I'm trying to use Filebeat to ship my logs from AWS CloudFront, but I can't figure out how to get the @timestamp field populated correctly. The log format is TSV (tab separated values) and the first two fields are date and time, like this:
2020-05-16 14:47:38 IAD89-C3 490 192.168.0.1 ...

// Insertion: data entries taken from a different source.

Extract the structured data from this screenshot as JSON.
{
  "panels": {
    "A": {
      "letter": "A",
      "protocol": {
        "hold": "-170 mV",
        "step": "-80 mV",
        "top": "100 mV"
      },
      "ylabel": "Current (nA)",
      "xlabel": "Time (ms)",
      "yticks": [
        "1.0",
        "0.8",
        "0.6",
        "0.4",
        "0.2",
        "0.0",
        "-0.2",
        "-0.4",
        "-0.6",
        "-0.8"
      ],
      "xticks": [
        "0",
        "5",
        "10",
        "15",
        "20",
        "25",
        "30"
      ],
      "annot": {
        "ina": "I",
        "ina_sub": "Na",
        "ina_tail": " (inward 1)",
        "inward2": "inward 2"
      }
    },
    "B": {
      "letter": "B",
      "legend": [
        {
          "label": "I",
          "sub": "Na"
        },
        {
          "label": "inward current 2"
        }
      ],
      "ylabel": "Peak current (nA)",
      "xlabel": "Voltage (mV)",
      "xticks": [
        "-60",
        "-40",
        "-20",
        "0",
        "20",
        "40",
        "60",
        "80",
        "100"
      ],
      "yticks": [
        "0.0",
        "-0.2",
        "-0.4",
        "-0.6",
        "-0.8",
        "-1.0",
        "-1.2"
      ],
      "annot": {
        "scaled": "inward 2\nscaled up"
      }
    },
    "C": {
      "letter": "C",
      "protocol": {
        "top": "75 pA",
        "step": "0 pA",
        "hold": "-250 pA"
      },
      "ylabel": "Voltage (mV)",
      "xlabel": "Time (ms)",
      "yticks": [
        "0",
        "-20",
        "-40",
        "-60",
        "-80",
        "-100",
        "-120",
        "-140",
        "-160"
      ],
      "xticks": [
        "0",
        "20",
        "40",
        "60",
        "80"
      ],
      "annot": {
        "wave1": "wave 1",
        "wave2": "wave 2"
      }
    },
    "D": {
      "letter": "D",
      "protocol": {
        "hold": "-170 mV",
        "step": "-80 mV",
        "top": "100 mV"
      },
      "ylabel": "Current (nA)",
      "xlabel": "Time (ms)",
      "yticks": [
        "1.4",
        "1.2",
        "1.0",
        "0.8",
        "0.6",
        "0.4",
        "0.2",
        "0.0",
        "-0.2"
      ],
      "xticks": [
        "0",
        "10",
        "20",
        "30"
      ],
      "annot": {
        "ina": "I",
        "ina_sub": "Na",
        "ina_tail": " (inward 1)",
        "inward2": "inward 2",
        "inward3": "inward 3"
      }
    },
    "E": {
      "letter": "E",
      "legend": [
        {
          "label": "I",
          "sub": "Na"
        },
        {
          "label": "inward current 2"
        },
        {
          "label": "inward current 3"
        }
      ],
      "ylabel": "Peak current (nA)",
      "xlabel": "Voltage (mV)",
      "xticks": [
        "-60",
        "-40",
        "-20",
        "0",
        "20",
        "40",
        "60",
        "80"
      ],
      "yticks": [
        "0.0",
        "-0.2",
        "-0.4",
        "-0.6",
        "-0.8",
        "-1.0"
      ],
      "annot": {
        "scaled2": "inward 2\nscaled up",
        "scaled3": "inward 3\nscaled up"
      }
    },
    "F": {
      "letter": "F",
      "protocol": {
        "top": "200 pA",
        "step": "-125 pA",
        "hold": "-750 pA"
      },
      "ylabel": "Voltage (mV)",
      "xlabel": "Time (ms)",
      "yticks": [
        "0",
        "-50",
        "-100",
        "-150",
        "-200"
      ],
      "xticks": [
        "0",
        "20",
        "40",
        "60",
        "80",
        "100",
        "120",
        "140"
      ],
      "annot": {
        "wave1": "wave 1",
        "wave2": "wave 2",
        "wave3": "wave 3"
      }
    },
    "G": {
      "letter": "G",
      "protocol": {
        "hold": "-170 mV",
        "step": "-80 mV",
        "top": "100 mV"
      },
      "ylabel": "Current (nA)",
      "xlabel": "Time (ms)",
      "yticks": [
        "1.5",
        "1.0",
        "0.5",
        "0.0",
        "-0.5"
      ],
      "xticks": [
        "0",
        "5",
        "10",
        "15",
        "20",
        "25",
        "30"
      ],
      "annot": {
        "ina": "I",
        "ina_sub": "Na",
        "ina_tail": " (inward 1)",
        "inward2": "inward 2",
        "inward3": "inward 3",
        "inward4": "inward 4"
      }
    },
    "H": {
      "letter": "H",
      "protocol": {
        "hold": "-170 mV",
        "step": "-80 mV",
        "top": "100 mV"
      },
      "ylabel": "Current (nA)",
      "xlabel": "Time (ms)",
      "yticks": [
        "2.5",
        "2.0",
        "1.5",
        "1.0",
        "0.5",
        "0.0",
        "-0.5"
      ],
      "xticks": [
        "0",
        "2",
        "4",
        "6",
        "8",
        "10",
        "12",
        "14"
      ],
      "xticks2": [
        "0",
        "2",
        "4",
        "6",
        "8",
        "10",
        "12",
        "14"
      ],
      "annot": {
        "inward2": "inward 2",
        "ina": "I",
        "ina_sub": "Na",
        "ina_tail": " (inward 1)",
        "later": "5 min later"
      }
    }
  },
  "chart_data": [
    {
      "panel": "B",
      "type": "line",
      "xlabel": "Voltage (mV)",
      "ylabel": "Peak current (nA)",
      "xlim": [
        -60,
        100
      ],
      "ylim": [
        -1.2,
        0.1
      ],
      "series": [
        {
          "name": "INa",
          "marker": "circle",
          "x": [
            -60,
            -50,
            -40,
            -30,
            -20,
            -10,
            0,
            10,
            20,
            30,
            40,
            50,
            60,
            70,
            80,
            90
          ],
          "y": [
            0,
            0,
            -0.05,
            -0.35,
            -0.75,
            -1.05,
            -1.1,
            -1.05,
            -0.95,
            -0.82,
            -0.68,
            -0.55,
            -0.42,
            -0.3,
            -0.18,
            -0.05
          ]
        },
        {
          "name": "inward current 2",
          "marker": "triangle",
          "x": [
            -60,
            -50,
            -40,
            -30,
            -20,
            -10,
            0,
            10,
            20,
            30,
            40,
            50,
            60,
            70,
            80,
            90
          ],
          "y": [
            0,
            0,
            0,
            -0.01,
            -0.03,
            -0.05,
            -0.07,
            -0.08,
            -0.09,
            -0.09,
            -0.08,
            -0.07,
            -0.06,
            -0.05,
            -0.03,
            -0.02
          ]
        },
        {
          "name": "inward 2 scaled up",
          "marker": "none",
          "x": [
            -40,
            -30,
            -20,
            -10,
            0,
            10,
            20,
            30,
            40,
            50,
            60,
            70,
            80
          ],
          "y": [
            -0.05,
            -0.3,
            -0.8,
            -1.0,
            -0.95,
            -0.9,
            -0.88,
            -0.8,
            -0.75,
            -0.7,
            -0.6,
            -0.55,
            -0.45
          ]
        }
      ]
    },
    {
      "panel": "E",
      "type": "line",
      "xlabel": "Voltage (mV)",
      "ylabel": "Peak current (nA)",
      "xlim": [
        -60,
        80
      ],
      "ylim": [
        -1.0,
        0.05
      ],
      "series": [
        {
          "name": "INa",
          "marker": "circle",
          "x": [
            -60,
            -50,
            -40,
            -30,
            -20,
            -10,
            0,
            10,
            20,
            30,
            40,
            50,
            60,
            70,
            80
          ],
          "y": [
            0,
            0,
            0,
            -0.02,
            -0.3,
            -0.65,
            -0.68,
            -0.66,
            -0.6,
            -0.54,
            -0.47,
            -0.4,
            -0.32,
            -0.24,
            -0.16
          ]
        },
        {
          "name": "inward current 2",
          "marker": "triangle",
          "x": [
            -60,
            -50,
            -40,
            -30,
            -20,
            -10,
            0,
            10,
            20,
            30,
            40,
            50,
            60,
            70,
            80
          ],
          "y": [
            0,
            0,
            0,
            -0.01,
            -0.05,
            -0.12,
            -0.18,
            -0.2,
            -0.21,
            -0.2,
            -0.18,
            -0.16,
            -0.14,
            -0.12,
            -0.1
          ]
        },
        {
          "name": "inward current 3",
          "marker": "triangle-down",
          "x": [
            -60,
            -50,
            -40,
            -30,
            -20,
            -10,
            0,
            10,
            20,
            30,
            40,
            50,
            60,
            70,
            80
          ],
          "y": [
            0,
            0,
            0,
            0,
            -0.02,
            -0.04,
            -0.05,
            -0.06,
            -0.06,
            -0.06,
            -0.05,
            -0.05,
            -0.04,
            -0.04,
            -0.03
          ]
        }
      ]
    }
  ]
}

I'm using dissect to separate the fields and this works fine:
- dissect:
tokenizer: "%{timestamp.date} %{timestamp.time} %{edge_location} %{response_bytes} %{clientip} %{method} %{distribution} %{uri_path} %{response} %{referer} %{user_agent} %{query} %{cookie} %{result_type} %{request_id} %{host_header} %{protocol} %{request_bytes} %{duration} %{x_forwarded_for} %{ssl_protocol} %{ssl_cipher} %{edge_response_result_type} %{cs_protocol_version} %{fle_status} %{fle_encrypted_fields} %{c_port} %{time_to_first_byte} %{x_edge_detail_result_type} %{sc_content_type} %{sc_content_len} %{sc_range_start} %{sc_range_end}"
field: "message"
target_prefix: "aws.cloudfront"
But the problem is that @timestamp is not populated, and I cannot use the timestamp processor because it requires the entire timestamp to be in one field, and I can't figure out how to concatenate fields in filebeat.
I understand it's possible to change the output format used by CloudFront but I would rather not do that, because these logs are also part of a data lake so they should have a consistent format past and future.